The long answer is in the book by Powell, but briefly…  Approximate dynamic programming uses a combination of simulation and optimisation to iteratively calculate the value function approximations – the value of left over resources.  Once this is done, operational decisions are taken using an optimisation procedure that combines the value function approximations and the short term costs.
The actual operational outcomes can even be used to update the value function approximations.  This means that if the underlying statistical model is different from what was used in the simulation process, the value function approximations will gradually get better.

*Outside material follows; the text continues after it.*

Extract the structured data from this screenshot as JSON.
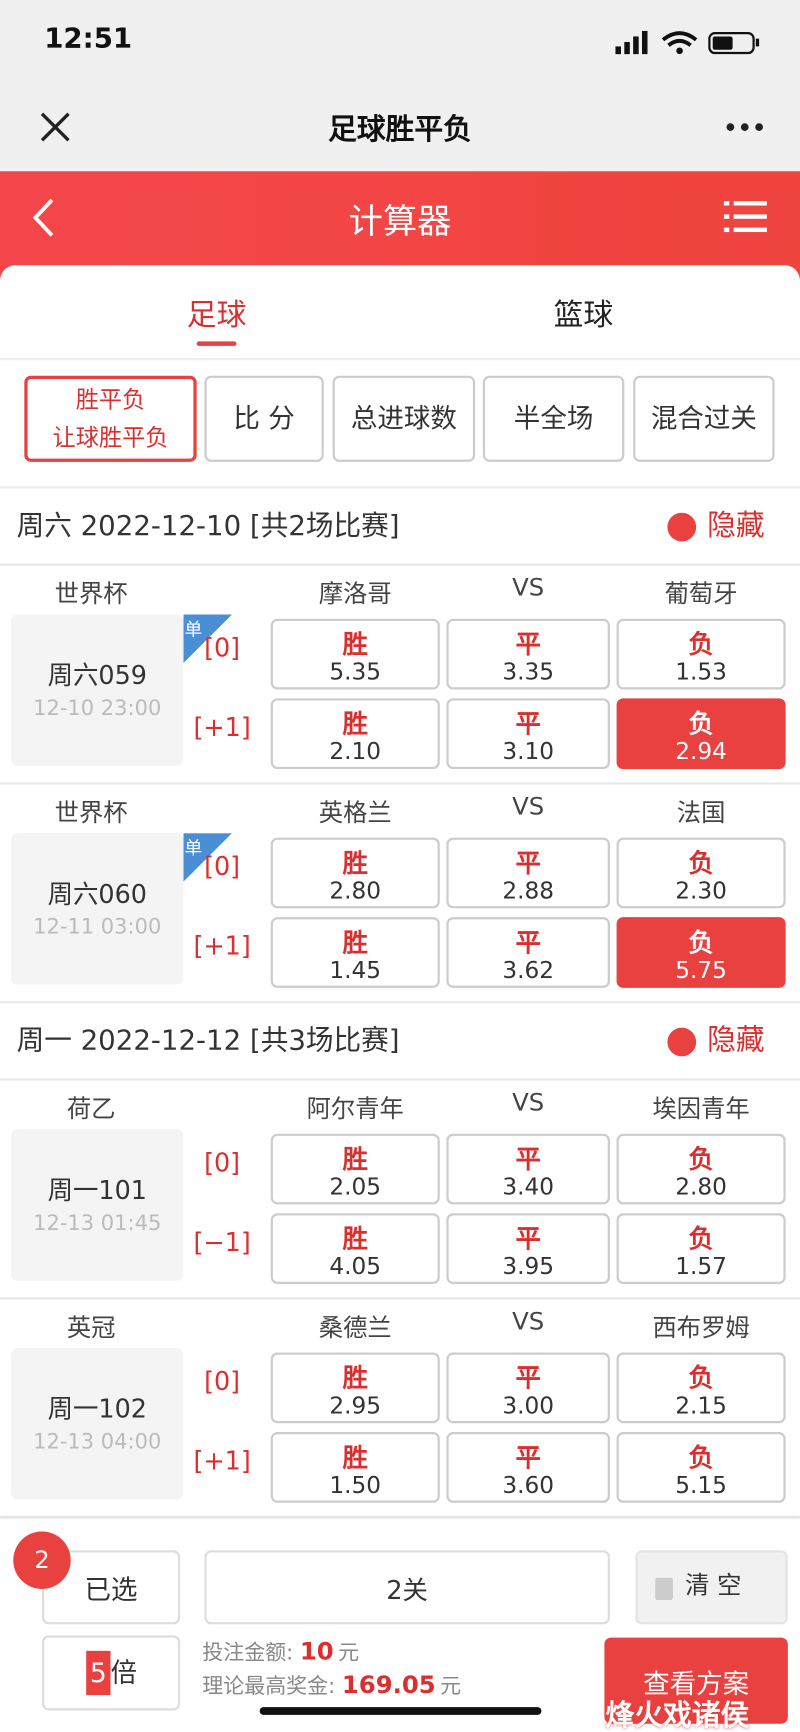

Of course there is a lot of “devil in the detail”.  Typically the number of possible combinations of left over resources is huge, so we need tricks to estimate a value for any particular combination that may occur.  Again, see Powell for more details.

What data do I need?

  • The same type of cost and rule data you need to run your operations anyway.
  • Enough historic information on demand/supply so that a reasonable simulation model can be built.
Approximate Dynamic Programming is still in its infancy as a tool, but it promises a way to close the gap between moderate sized, deterministic applications that can be solved to optimality and larger, random applications that have previously only been addressed by simulation.